Havayı kirleten partikül maddesinin sadece Almanya’da verdiği zararın örneğini verdik. Oran her ülkede aynı ve kirlilik sadece havai fişeklerin kullanıldığı alanla sınırlı kalmıyor haliyle. Tüm dünya etkileniyor bu çılgınlıktan.
Almanya’da dün satışına izin verilen havai fişek ve diğer patlayıcılar, 31 Aralık Pazartesi gününe kadar satılacak. Her yıl sadece 3 iş günü satışına ve yine sadece 31 Aralık ila 1 Ocak tarihlerinde kullanımına izin veriliyor.
Almanya’da birçok kentin bazı bölgelerinde tamamen yasaklanan havai fişek kullanımına, özellikle de kentin “eski” yerlerinde tarihi binaların bulunduğu alanlarda izin verilmiyor.
Her yıl artan “yasak” tartışmalarının, önümüzdeki yıllarda daha da yayılması ve bu maddelerin tamamen yasaklanması veya en azından belediye tarafından “kontrollü” izin verilmesi bekleniyor.
Bana göre, hiç beklemeden tamamen yasaklanmalı bu çılgınlık. Ölümlere, yaralanmalara da neden olan, aslında güzel görüntüden ziyade, savaş görüntüsü de veren bu gereksiz manzara ve gürültü furyasına bir son verilmeli.
Bize düşen görev de, doğaya büyük zarar veren bu anlamsız çılgınlığa dur demek, engellemektir. Sadece kullanmamak da bizi vicdanen rahatlatmamalı; kullanıma karşı bilinçlendirme çalışmalarını artırmalı ve aktif mücadele etmeliyiz.

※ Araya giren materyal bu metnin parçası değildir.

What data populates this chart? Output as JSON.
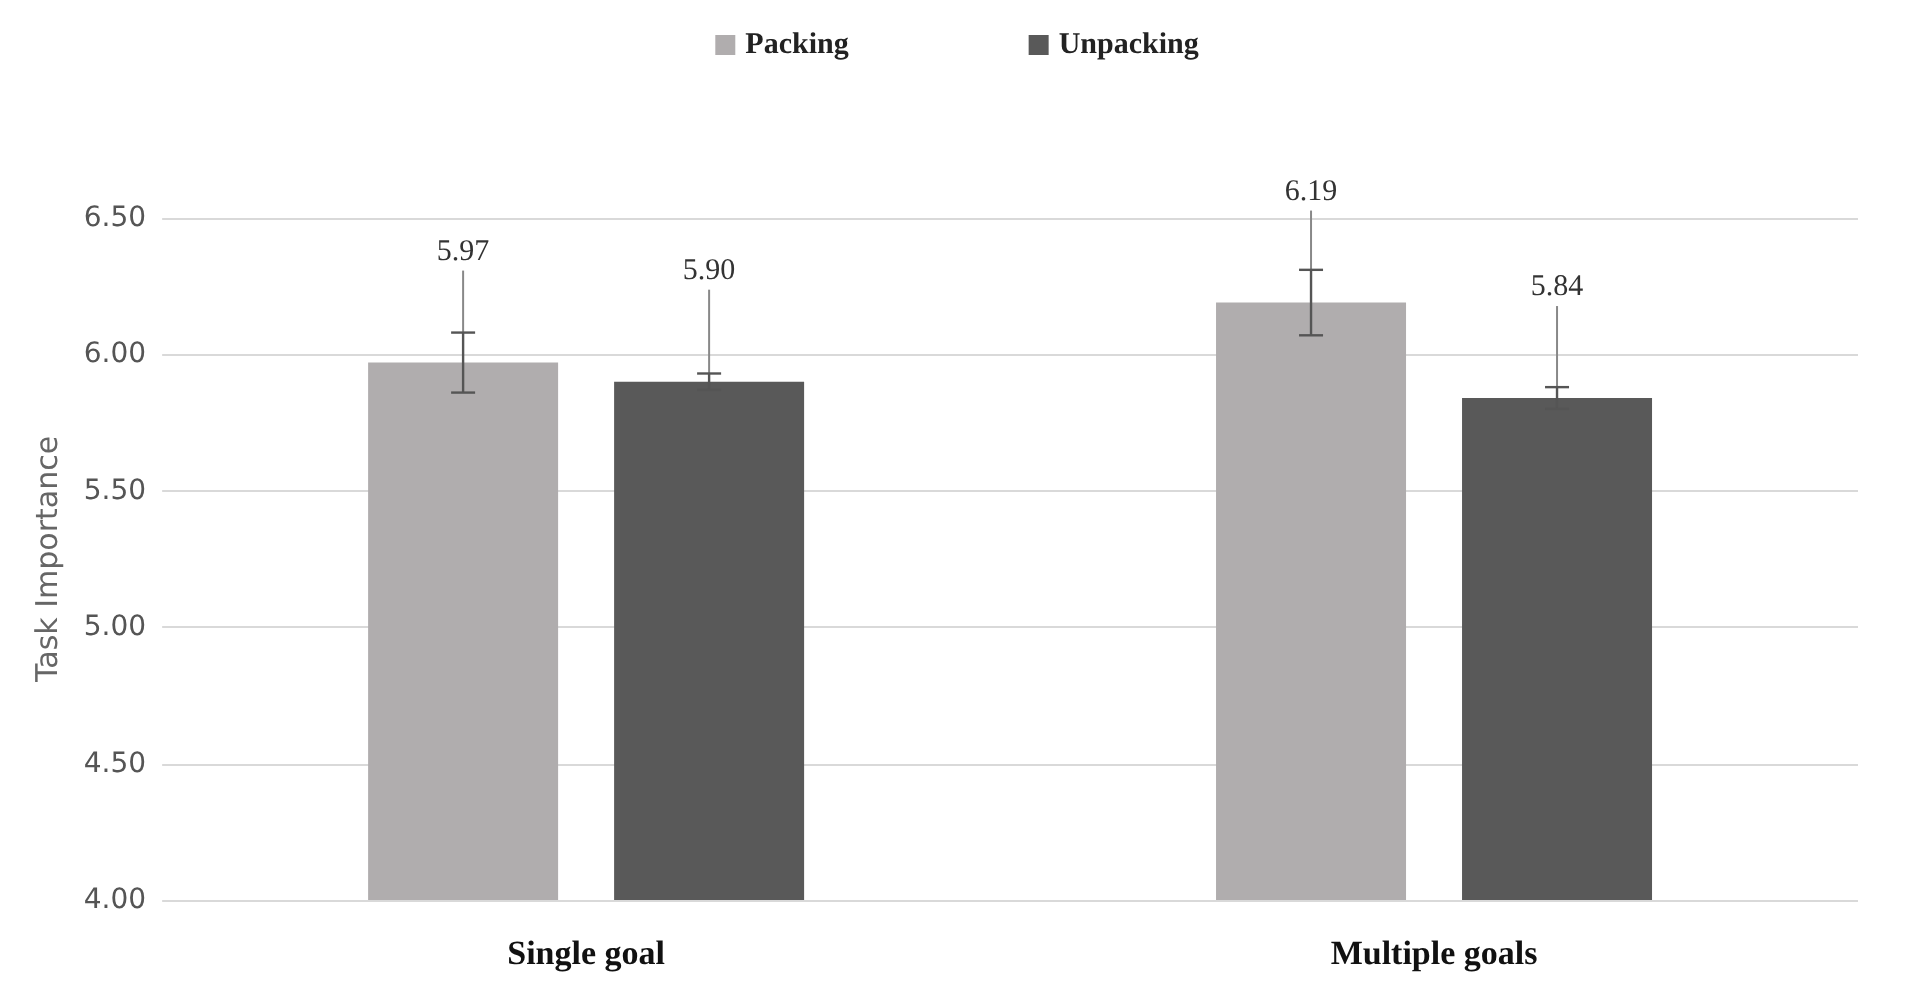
{
  "chart_data": {
    "type": "bar",
    "ylabel": "Task Importance",
    "categories": [
      "Single goal",
      "Multiple goals"
    ],
    "series": [
      {
        "name": "Packing",
        "color": "#b0adae",
        "values": [
          5.97,
          6.19
        ],
        "errors": [
          0.11,
          0.12
        ],
        "value_labels": [
          "5.97",
          "6.19"
        ]
      },
      {
        "name": "Unpacking",
        "color": "#595959",
        "values": [
          5.9,
          5.84
        ],
        "errors": [
          0.03,
          0.04
        ],
        "value_labels": [
          "5.90",
          "5.84"
        ]
      }
    ],
    "ylim": [
      4,
      6.5
    ],
    "yticks": [
      {
        "value": 4,
        "label": "4.00"
      },
      {
        "value": 4.5,
        "label": "4.50"
      },
      {
        "value": 5,
        "label": "5.00"
      },
      {
        "value": 5.5,
        "label": "5.50"
      },
      {
        "value": 6,
        "label": "6.00"
      },
      {
        "value": 6.5,
        "label": "6.50"
      }
    ],
    "grid": "y",
    "legend": "top"
  }
}
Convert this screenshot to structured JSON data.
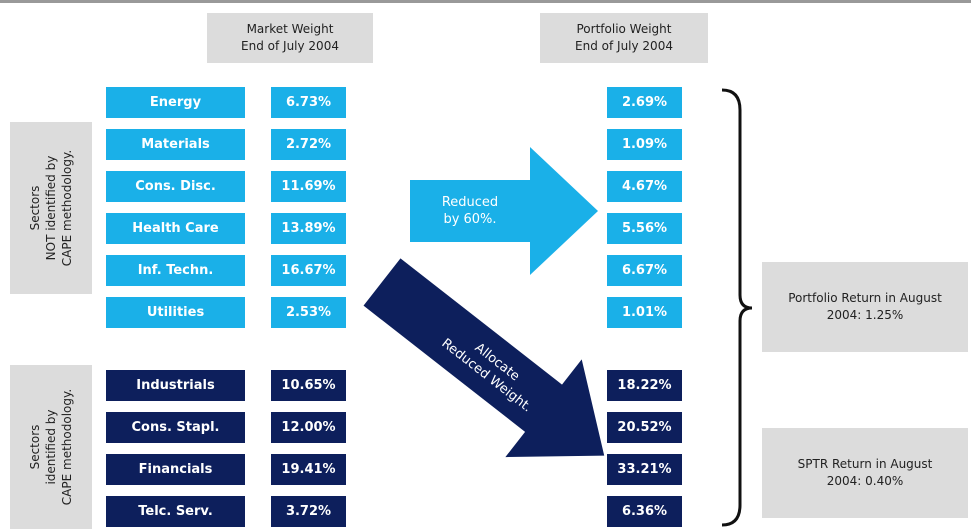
{
  "headers": {
    "market": [
      "Market Weight",
      "End of July 2004"
    ],
    "portfolio": [
      "Portfolio Weight",
      "End of July 2004"
    ]
  },
  "groups": [
    {
      "label": [
        "Sectors",
        "NOT identified by",
        "CAPE methodology."
      ],
      "rows": [
        {
          "sector": "Energy",
          "market": "6.73%",
          "portfolio": "2.69%"
        },
        {
          "sector": "Materials",
          "market": "2.72%",
          "portfolio": "1.09%"
        },
        {
          "sector": "Cons. Disc.",
          "market": "11.69%",
          "portfolio": "4.67%"
        },
        {
          "sector": "Health Care",
          "market": "13.89%",
          "portfolio": "5.56%"
        },
        {
          "sector": "Inf. Techn.",
          "market": "16.67%",
          "portfolio": "6.67%"
        },
        {
          "sector": "Utilities",
          "market": "2.53%",
          "portfolio": "1.01%"
        }
      ]
    },
    {
      "label": [
        "Sectors",
        "identified by",
        "CAPE methodology."
      ],
      "rows": [
        {
          "sector": "Industrials",
          "market": "10.65%",
          "portfolio": "18.22%"
        },
        {
          "sector": "Cons. Stapl.",
          "market": "12.00%",
          "portfolio": "20.52%"
        },
        {
          "sector": "Financials",
          "market": "19.41%",
          "portfolio": "33.21%"
        },
        {
          "sector": "Telc. Serv.",
          "market": "3.72%",
          "portfolio": "6.36%"
        }
      ]
    }
  ],
  "arrows": {
    "reduced": [
      "Reduced",
      "by 60%."
    ],
    "allocate": [
      "Allocate",
      "Reduced Weight."
    ]
  },
  "results": [
    [
      "Portfolio Return in August",
      "2004: 1.25%"
    ],
    [
      "SPTR Return in August",
      "2004: 0.40%"
    ]
  ]
}
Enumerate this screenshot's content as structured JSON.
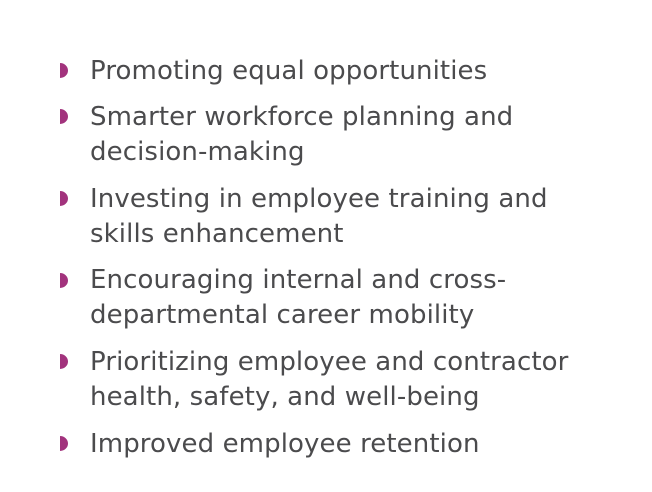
{
  "accent_color": "#a2337d",
  "text_color": "#4b4b4d",
  "bullet_icon": "half-circle-bullet-icon",
  "items": [
    {
      "lines": [
        "Promoting equal opportunities"
      ]
    },
    {
      "lines": [
        "Smarter workforce planning and",
        "decision-making"
      ]
    },
    {
      "lines": [
        "Investing in employee training and",
        "skills enhancement"
      ]
    },
    {
      "lines": [
        "Encouraging internal and cross-",
        "departmental career mobility"
      ]
    },
    {
      "lines": [
        "Prioritizing employee and contractor",
        "health, safety, and well-being"
      ]
    },
    {
      "lines": [
        "Improved employee retention"
      ]
    }
  ]
}
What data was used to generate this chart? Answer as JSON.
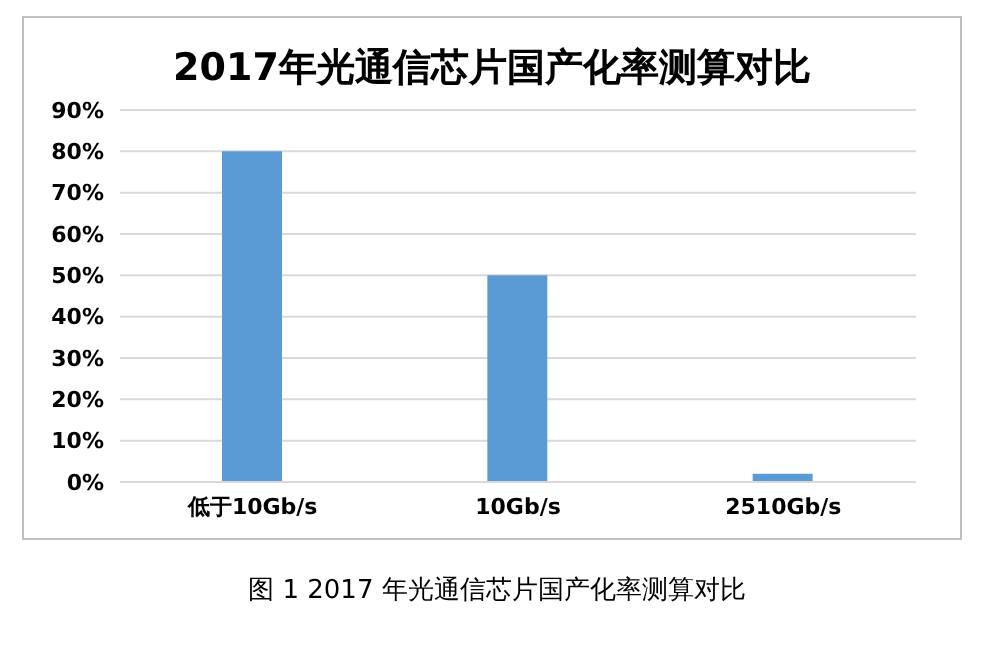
{
  "chart_data": {
    "type": "bar",
    "title": "2017年光通信芯片国产化率测算对比",
    "categories": [
      "低于10Gb/s",
      "10Gb/s",
      "2510Gb/s"
    ],
    "values": [
      80,
      50,
      2
    ],
    "color": "#5b9bd5",
    "ylim": [
      0,
      90
    ],
    "yticks": [
      {
        "value": 0,
        "label": "0%"
      },
      {
        "value": 10,
        "label": "10%"
      },
      {
        "value": 20,
        "label": "20%"
      },
      {
        "value": 30,
        "label": "30%"
      },
      {
        "value": 40,
        "label": "40%"
      },
      {
        "value": 50,
        "label": "50%"
      },
      {
        "value": 60,
        "label": "60%"
      },
      {
        "value": 70,
        "label": "70%"
      },
      {
        "value": 80,
        "label": "80%"
      },
      {
        "value": 90,
        "label": "90%"
      }
    ],
    "grid": "y",
    "annotations": [
      "图 1 2017 年光通信芯片国产化率测算对比"
    ]
  }
}
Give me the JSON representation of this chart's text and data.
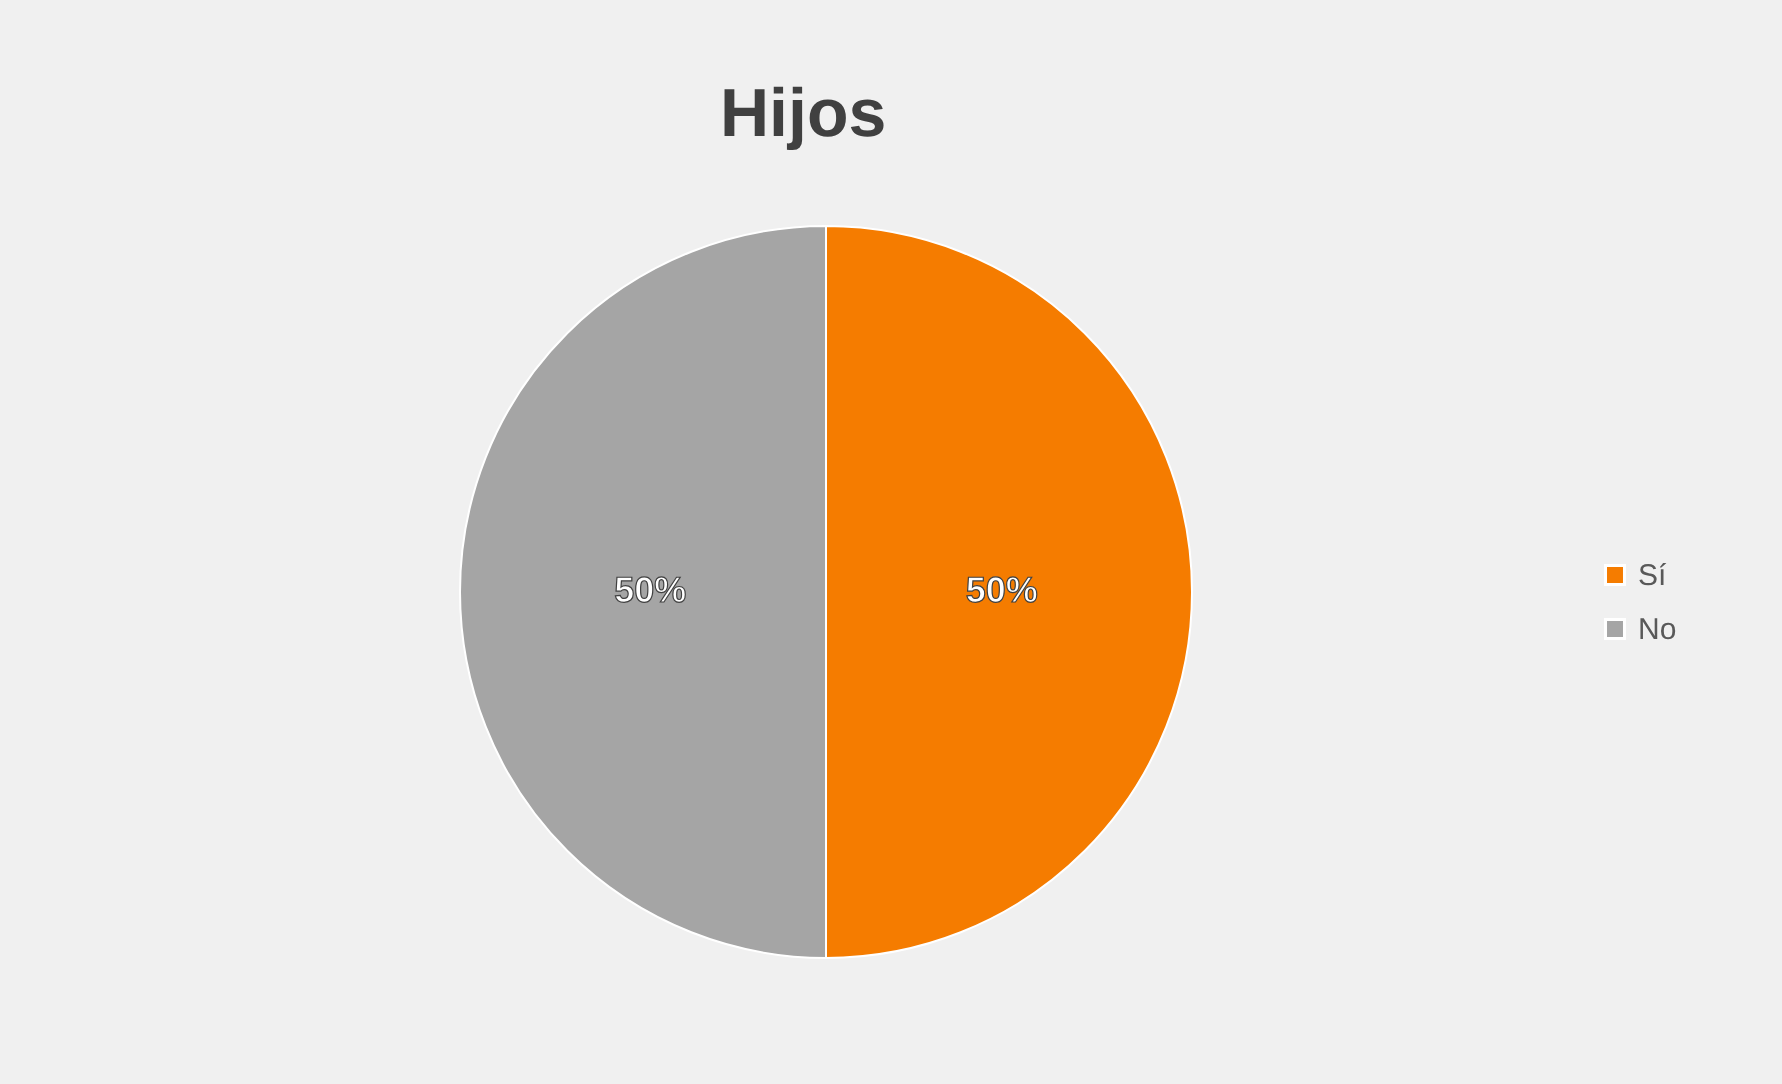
{
  "chart_data": {
    "type": "pie",
    "title": "Hijos",
    "categories": [
      "Sí",
      "No"
    ],
    "values": [
      50,
      50
    ],
    "colors": [
      "#f57c00",
      "#a5a5a5"
    ],
    "value_labels": [
      "50%",
      "50%"
    ],
    "legend": "right"
  }
}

“İnsanlık olarak ihtişamımızı kanıtlamak için gökyüzüne saldığımız fişeklerin içeriğinde ne var peki? Patlama olduktan sonra bu içerik nereye gidiyor? Doğayı kirletmek pahasına gösteriş meraklısı olan insanlığın kendini kanıtlamaktaki bu denli hırsı nerden geliyor?
Öncelikle kurşun ile başlayalım, pek çok fişeğin alev almasına yardımcı olan bu madde, fişek patladıktan sonra günlerce atmosferde kalıyor ve tozları insanlar ve hayvanlar tarafından solunuyor. Buna ek olarak bitkilerin de metabolizmasına giriyor ve oradan da tekrar bizim vücudumuza besin olarak ekleniyor. Bebek gelişimi üzerinde ölümcül risk taşıyan bu maddenin vücutta birikmesi aynı zamanda sinir tahribatlarına da sebep olmakta.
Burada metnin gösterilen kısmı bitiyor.